Joe had left home as soon as he could and joined the Navy during the last years of the war.

He lived in California and East Tennessee before returning to Hiltons.

The family's stock was pretty low at the time of A.P.'s death in 1960.

The semi-annual checks from Ralph Peer were down to around $100, but the Kingston Trio had just recorded Worried Man Blues and Joan Baez would soon introduce the Carter Family's music to an entirely new audience.

A.P. seemed to know that his time would come again.

"He was very particular about the type of gravestone that he wanted," Janette said, "because he said that people would come from long distances to see his grave, and he said, 'I want it to be unique.' "

MARTY STUART

"She drank of the original cup and she is now the foundation that sustains us as our spirit grows thirsty in a sea of musical conformity," wrote Marty Stuart in a letter supporting Janette Carter's National Endowment for the Arts honour.

Stuart was the third husband of Cyndi Cash - one of Johnny Cash's four daughters.
Dixie Hall, who serves on the Carter Fold board of directors, said, "It was Janette's dedication that founded the Fold.

Janette and Joe worked to turn a little grocery store into a performance hall.

"At the beginning, she might only take in a few dollars a week, and she'd worry about how she was going to pay the artists who came to play: It was always shared and always shared honestly. Her example will surely be missed. This is a great loss."

Marty Stuart

Her parents and her father's sister-in-law Maybelle Carter formed a singing trio discovered in 1927 when talent scout Ralph Peer came through the Tennessee-Virginia border town of Bristol to record mountain music.
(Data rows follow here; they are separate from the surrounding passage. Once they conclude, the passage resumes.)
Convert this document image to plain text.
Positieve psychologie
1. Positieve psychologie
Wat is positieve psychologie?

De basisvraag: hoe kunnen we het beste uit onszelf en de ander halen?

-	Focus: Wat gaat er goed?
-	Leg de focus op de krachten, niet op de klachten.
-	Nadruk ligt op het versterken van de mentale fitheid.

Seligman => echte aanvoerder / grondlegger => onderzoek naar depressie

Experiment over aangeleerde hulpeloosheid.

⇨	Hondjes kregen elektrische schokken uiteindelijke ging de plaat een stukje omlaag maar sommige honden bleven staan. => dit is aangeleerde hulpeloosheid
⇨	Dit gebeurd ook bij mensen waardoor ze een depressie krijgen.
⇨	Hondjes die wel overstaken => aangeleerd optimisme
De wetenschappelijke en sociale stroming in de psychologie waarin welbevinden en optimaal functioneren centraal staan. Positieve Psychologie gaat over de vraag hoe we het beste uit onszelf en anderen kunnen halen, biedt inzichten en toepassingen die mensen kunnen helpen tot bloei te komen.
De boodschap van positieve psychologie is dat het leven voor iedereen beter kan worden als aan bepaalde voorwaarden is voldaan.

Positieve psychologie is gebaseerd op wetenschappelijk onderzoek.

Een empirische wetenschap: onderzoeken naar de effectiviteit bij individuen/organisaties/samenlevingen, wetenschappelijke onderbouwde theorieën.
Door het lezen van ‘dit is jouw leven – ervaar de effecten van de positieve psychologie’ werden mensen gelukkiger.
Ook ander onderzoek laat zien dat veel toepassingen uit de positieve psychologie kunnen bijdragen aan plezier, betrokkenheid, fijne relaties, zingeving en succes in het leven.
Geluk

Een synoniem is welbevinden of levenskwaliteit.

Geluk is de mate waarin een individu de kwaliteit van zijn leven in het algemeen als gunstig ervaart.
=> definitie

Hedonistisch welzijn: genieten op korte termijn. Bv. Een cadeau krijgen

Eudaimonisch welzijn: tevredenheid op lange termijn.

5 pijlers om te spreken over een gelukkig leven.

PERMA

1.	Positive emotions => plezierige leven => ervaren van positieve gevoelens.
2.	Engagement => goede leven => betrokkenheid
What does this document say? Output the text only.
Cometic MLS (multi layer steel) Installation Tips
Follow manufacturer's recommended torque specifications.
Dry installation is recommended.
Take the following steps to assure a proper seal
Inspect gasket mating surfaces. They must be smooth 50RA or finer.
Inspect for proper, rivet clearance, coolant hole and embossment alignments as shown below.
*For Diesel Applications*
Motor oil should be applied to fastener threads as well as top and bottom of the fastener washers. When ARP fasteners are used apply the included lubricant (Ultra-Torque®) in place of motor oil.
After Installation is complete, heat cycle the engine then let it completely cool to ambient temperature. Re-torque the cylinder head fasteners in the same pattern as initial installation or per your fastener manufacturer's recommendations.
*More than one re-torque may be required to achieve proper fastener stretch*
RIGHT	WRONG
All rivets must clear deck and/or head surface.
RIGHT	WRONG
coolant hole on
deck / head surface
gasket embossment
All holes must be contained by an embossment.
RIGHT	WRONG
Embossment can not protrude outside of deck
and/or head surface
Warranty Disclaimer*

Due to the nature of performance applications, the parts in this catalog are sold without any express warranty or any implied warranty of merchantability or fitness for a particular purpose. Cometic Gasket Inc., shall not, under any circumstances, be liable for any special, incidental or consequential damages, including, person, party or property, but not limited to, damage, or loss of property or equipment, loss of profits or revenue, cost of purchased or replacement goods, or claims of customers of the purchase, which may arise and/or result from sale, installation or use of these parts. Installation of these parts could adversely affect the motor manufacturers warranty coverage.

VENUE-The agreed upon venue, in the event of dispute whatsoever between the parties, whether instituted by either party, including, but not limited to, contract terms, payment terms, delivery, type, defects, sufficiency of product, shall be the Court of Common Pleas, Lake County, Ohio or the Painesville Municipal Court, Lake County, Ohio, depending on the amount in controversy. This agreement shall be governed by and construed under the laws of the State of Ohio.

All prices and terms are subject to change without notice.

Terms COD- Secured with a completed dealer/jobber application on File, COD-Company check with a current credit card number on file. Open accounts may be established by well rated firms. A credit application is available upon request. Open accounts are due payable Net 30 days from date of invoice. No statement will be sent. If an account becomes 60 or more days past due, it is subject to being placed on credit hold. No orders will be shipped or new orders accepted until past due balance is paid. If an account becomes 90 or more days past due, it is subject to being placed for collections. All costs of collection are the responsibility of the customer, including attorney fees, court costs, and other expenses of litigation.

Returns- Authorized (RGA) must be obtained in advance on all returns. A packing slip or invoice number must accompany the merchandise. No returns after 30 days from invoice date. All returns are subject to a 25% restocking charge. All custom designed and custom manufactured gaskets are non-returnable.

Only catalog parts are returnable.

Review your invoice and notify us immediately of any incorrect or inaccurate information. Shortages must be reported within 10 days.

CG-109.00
Maybelle Carter, the other member of the original Carter Family, was married to A.P.

Carter's brother, Ezra. Maybelle and Ezra Carter had three daughters - Helen, Anita and June (Carter Cash) - all now deceased.

Helen died at 70 on June 2, 1998 and Anita at 66 on July 29, 1999.
June Carter Cash died at 73 at 5.04 p m on May 15, 2003.

THE MAN IN BLACK

Her husband Johnny died four months later at 71 on September 15.

The man in black was the father of four daughters with first wife Vivien Liberto with whom he lived in Memphis before marrying June and siring a son John Carter Cash.

The daughters are Tara, Kathy, Rosanne and Cindy.
Janette Carter made records with her mother and father in the 1950s.

After that, she recorded sporadically, though a 31-song compilation on Bear Family Records in 2004 is testament to her powers as a singer.

< Johnny Cash

She also sang and played autoharp on Unbroken Circle: The Musical Heritage of the Carter Family album for Dualtone.

John Carter Cash was the producer.

Janette also recorded The Last of Their Kind (Dualtone) with brother Joe, who died on March 2, 2005 of pancreatic cancer.

Married three times, Joe had a son who predeceased him and three daughters.

GRAMMY

In early 2005, Ms. Carter travelled to Los Angeles to receive a Grammy Lifetime Achievement Award for the Carter Family.

At the ceremony, she told a roomful of music industry power players about the family: "There's a lot of them gone, and there's still quite a few of us left up there in Poor Valley, trying to preserve the music."

Jerry Lee Lewis, Phil Ramone, Jimmy Page and others stood to applaud her efforts.
"It's good for younger people to know this kind of music," Janette Carter said in a 2002 Associated Press story.

"There was a time when music told a story; it wasn't just some beat."

Carter's daughter, Rita Forrester, will keep the Fold in operation, continuing her mother's ambitions for the land and for the music.